To camouflage a white spot on colored shoes, find a felt pen that matches the shoe color and use it to fill in the spot. It helps to take the shoes to the store to match the color—the staff will probably let you experiment, and then be sure to keep the pen on hand for touch ups in the future. This works very well with black Sharpie permanent markers on black items, so hopefully you can match the color.

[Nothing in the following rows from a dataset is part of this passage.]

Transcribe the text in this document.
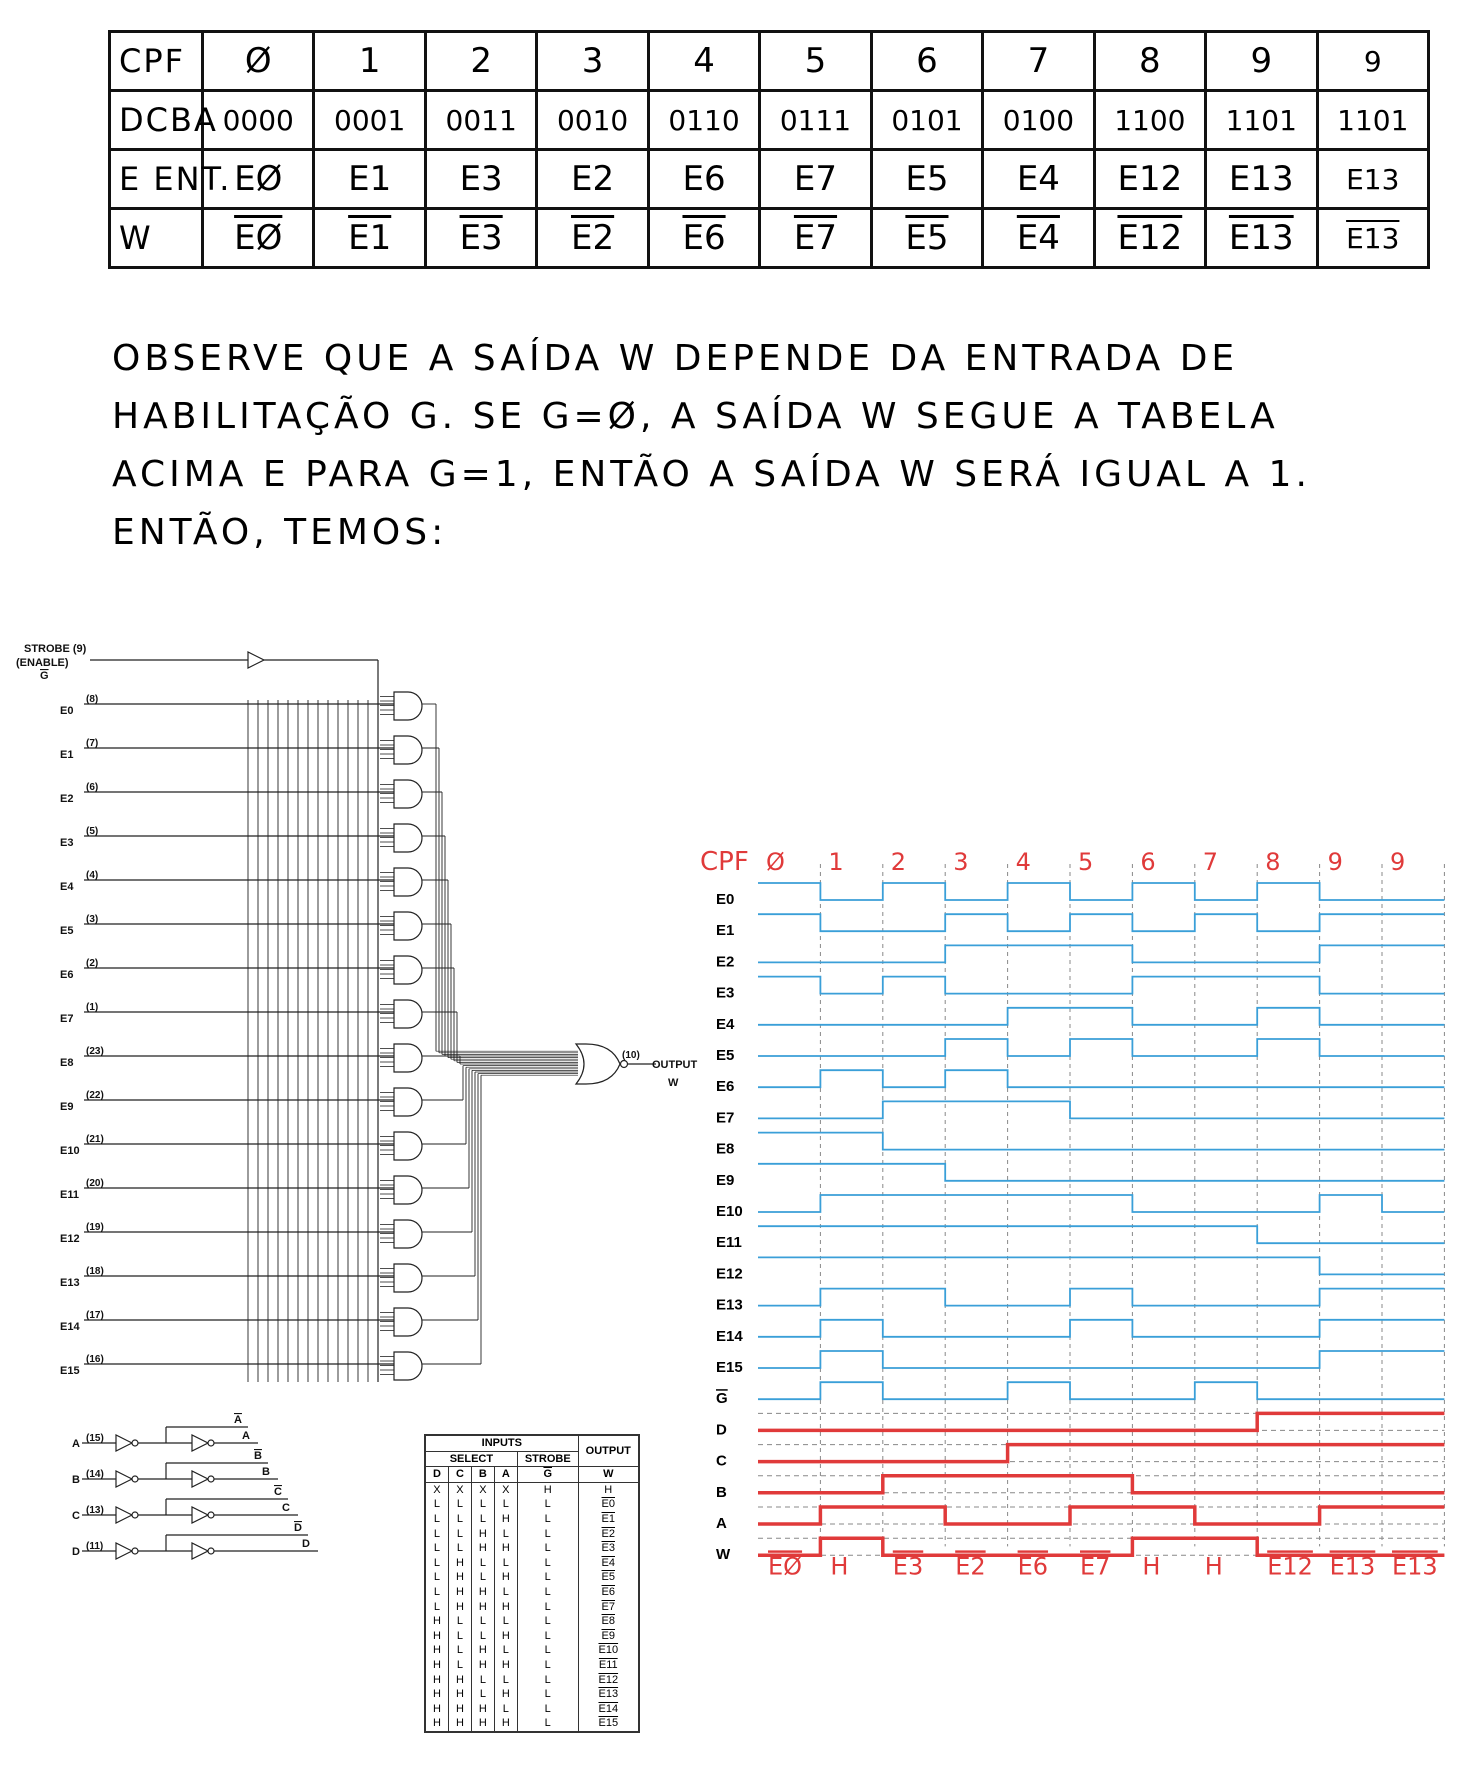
CPF	Ø	1	2	3	4	5	6	7	8	9	9
DCBA	0000	0001	0011	0010	0110	0111	0101	0100	1100	1101	1101
E ENT.	EØ	E1	E3	E2	E6	E7	E5	E4	E12	E13	E13
W	$\overline{EØ}$	E1	E3	E2	E6	E7	E5	E4	E12	E13	E13
OBSERVE QUE A SAÍDA W DEPENDE DA ENTRADA DE
HABILITAÇÃO G. SE G=Ø, A SAÍDA W SEGUE A TABELA
ACIMA E PARA G=1, ENTÃO A SAÍDA W SERÁ IGUAL A 1.
ENTÃO, TEMOS:
STROBE (9)
(ENABLE)
G
E0
(8)
E1
(7)
E2
(6)
E3
(5)
E4
(4)
E5
(3)
E6
(2)
E7
(1)
E8
(23)
E9
(22)
E10
(21)
E11
(20)
E12
(19)
E13
(18)
E14
(17)
E15
(16)
(10)
OUTPUT
W
A (15)	A
A
B (14)	B
B
C (13)	C
C
D (11)	D
D
INPUTS					OUTPUT
SELECT				STROBE	
D	C	B	A	$\overline{G}$	W
X	X	X	X	H	H
L	L	L	L	L	E0
L	L	L	H	L	E1
L	L	H	L	L	E2
L	L	H	H	L	E3
L	H	L	L	L	E4
L	H	L	H	L	E5
L	H	H	L	L	E6
L	H	H	H	L	E7
H	L	L	L	L	E8
H	L	L	H	L	E9
H	L	H	L	L	E10
H	L	H	H	L	E11
H	H	L	L	L	E12
H	H	L	H	L	E13
H	H	H	L	L	E14
H	H	H	H	L	E15
CPF Ø 1 2 3 4 5 6 7 8 9 9
E0
E1
E2
E3
E4
E5
E6
E7
E8
E9
E10
E11
E12
E13
E14
E15
G
D
C
B
A
W EØ H E3 E2 E6 E7 H H E12 E13 E13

You can also try to strip the remaining color on the shoes with Clorox® Ultimate Care Bleach, a thickened bleach product with a lower hypochlorite active level that’s safe to apply directly to bleachable fabric. Working on a white towel, remove the shoelaces from the shoes and set them aside. Then, apply Clorox® Ultimate Care Bleach directly to the entire canvas surface of the shoes, and rub in with a soft brush for 5 -10 minutes (note that this is a longer contact time than what’s typically recommend for pre-treating with this product). Next, wash the shoes, with the towel, in hot water and detergent in your clothes washer on a short cycle—this works particularly well in a front loading HE washer. Allow the shoes to air dry completely, and repeat the treatment if necessary.